Le recueil parle surtout de la Grande Guerre, c’était quand même abordable ?

 M : Les textes parlent pas forcément de la guerre. À aucun moment il emploie les mots « canon », « charnière »… Je mets d’ailleurs au défi les auditeurs de savoir que les paroles ont été écrites pendant la guerre des tranchées.

C : C’est vrai que la famille savait que Marcel avait fait la guerre, mais il cite rien de concret. Plutôt de la mort, de Dieu, de l’espoir ou du sens de la vie. 

De gauche à droite : Mathias Millasseau, Robin Millasseau et Clet Beyer

Ce recueil est une de vos principales inspirations, mais avez-vous d’autres oeuvres ou artistes qui vont ont marqué dans ce que vous faites ?

R : Niveau musical en tout cas, il y a énormément l’esprit de Nick Cave, Bashung ou Thiéfaine. Niveau littéraire, il y a des références à Saint-Exupéry par exemple. Notre musique n’est pas si intellectualisée. C’est très instictif. 

C : En termes d’ambiance, ça me rappelle Bashung ou Thiéfaine mais on ne s’est pas dit qu’on allait faire comme eux. 

R : Oui c’est spontané. Quand j’écoute de la musique personnellement, ce sont des mots et des phrases qui vont me procurer des choses. C’est ce qu’on veut amener en composant en français. 

D’ailleurs, Thiéfaine, Bashung ou Cave étaient des cancres, le rock français est une musique rebelle et la poésie, un chant de révolte. En mélangeant tout ça, on dirait que vous ne voulez pas répondre aux codes actuels qu’on essaie de vous appliquer…

C : Je pense que c’est aussi indispensable de ne pas essayer de faire quelque chose à la mode. La mode passe et on finit toujours par faire quelque chose qui ne nous correspond pas tant que ça. Alors que faire les choses comme on en a envie, ça donne aussi un caractère authentique. 

Vous apportez aussi une touche musicale spécifique au rock français et c’est quelque chose de très nouveau. Mais qui vous a donné envie de jouer de vos instruments de cette façon ?

C : Personnellement, je suis complètement autodidacte, j’ai appris la batterie seul. Je n’ai jamais pris de cours. Sinon, j’ai commencé en écoutant du Slayer, Nirvana ou Dave Ghrol. 

M : Mon père écoutait beaucoup de rock seventies. Il en écoute toujours. C’est une période qui est passé pour moi mais ça m’a forgé musicalement et à la basse.

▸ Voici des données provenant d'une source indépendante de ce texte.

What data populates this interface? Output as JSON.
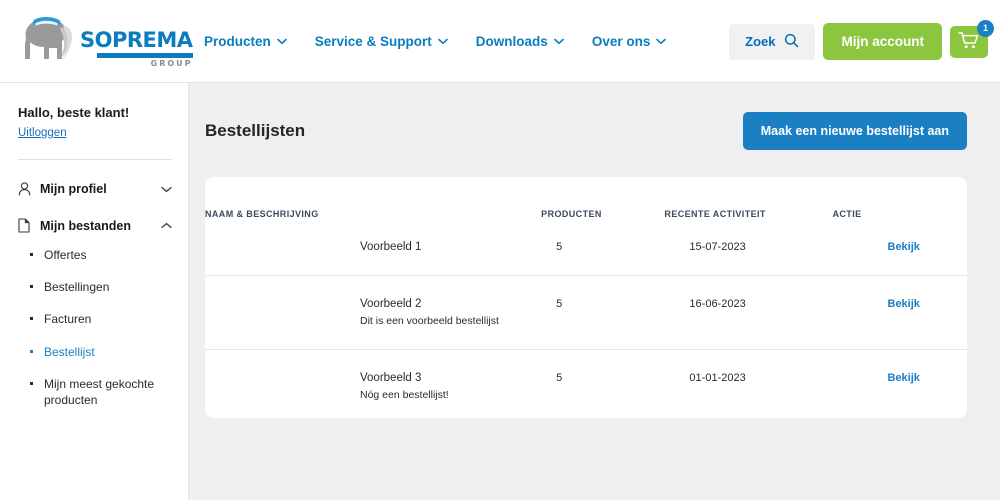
{
  "header": {
    "logo": {
      "brand": "SOPREMA",
      "sub": "GROUP",
      "icon": "elephant-logo"
    },
    "nav": [
      {
        "label": "Producten",
        "icon": "chevron-down-icon"
      },
      {
        "label": "Service & Support",
        "icon": "chevron-down-icon"
      },
      {
        "label": "Downloads",
        "icon": "chevron-down-icon"
      },
      {
        "label": "Over ons",
        "icon": "chevron-down-icon"
      }
    ],
    "search_label": "Zoek",
    "search_icon": "search-icon",
    "account_label": "Mijn account",
    "cart_icon": "shopping-cart-icon",
    "cart_count": "1",
    "accent_blue": "#0a7dc1",
    "accent_green": "#8cc63e"
  },
  "sidebar": {
    "greeting": "Hallo, beste klant!",
    "logout_label": "Uitloggen",
    "groups": [
      {
        "label": "Mijn profiel",
        "icon": "user-icon",
        "arrow": "chevron-down-icon",
        "expanded": false
      },
      {
        "label": "Mijn bestanden",
        "icon": "document-icon",
        "arrow": "chevron-up-icon",
        "expanded": true
      }
    ],
    "subitems": [
      {
        "label": "Offertes",
        "active": false
      },
      {
        "label": "Bestellingen",
        "active": false
      },
      {
        "label": "Facturen",
        "active": false
      },
      {
        "label": "Bestellijst",
        "active": true
      },
      {
        "label": "Mijn meest gekochte producten",
        "active": false
      }
    ]
  },
  "main": {
    "title": "Bestellijsten",
    "new_list_button": "Maak een nieuwe bestellijst aan",
    "table": {
      "columns": [
        "NAAM & BESCHRIJVING",
        "PRODUCTEN",
        "RECENTE ACTIVITEIT",
        "ACTIE"
      ],
      "rows": [
        {
          "name": "Voorbeeld 1",
          "description": "",
          "products": "5",
          "activity": "15-07-2023",
          "action": "Bekijk"
        },
        {
          "name": "Voorbeeld 2",
          "description": "Dit is een voorbeeld bestellijst",
          "products": "5",
          "activity": "16-06-2023",
          "action": "Bekijk"
        },
        {
          "name": "Voorbeeld 3",
          "description": "Nóg een bestellijst!",
          "products": "5",
          "activity": "01-01-2023",
          "action": "Bekijk"
        }
      ]
    }
  }
}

C : Je trouve que la musique de Cancre ressemble pas du tout à ces styles. Ou peut-être dans le jeu ! Moi, j’ai toujours été très curieux de style musical. Je trouve ça toujours assez incroyable de voir ce qu’un morceau de Slayer ou d’Aretha Franklin ça fait à quelqu’un. T’as des images qui te viennent en tête, des ambiances… Les morceaux comme « La tête au ciel » ou « Etrangler », c’est un peu ça je pense.

En parlant de « La tête au ciel », Robin tu chantes « au crépuscule qu’on pourra caresser demain », mais qu’est ce que Cancre deviendra demain ? Qu’attendez-vous ?

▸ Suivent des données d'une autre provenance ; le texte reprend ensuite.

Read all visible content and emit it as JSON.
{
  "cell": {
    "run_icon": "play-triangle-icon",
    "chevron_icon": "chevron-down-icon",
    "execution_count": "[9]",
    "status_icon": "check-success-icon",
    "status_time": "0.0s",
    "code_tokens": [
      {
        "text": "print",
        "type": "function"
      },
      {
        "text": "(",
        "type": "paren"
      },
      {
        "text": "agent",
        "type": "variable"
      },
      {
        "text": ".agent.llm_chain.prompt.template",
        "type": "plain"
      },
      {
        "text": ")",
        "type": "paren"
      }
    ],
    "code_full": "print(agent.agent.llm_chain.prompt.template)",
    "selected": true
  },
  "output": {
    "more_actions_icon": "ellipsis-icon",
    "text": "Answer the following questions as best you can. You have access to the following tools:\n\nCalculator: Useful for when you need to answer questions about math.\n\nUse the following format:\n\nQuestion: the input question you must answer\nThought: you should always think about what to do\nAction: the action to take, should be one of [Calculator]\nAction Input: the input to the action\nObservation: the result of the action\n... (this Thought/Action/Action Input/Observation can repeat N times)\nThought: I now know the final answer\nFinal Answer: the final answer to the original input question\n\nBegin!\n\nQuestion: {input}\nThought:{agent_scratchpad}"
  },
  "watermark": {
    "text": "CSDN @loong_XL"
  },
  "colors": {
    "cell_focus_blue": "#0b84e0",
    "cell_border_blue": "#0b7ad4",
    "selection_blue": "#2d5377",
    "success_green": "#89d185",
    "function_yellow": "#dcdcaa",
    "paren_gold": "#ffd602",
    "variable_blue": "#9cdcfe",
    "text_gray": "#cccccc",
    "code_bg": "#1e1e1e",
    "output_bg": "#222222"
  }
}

R : On attend les programmateurs ! (rires)

M : Depuis un an, on enregistre et on était qu’au studio. Mais la finalité c’est de jouer. On a fait des clips pour pallier un peu à la situation, mais on attend d’aller jouer en liberté et sans masques !

C : On peut pas faire autre chose à part mixer, composer et faire des clips. Après, on a aussi fait des captations live sans public pour plus de visibilité. Sauf que tout l’intérêt pour nous, c’est de jouer en public.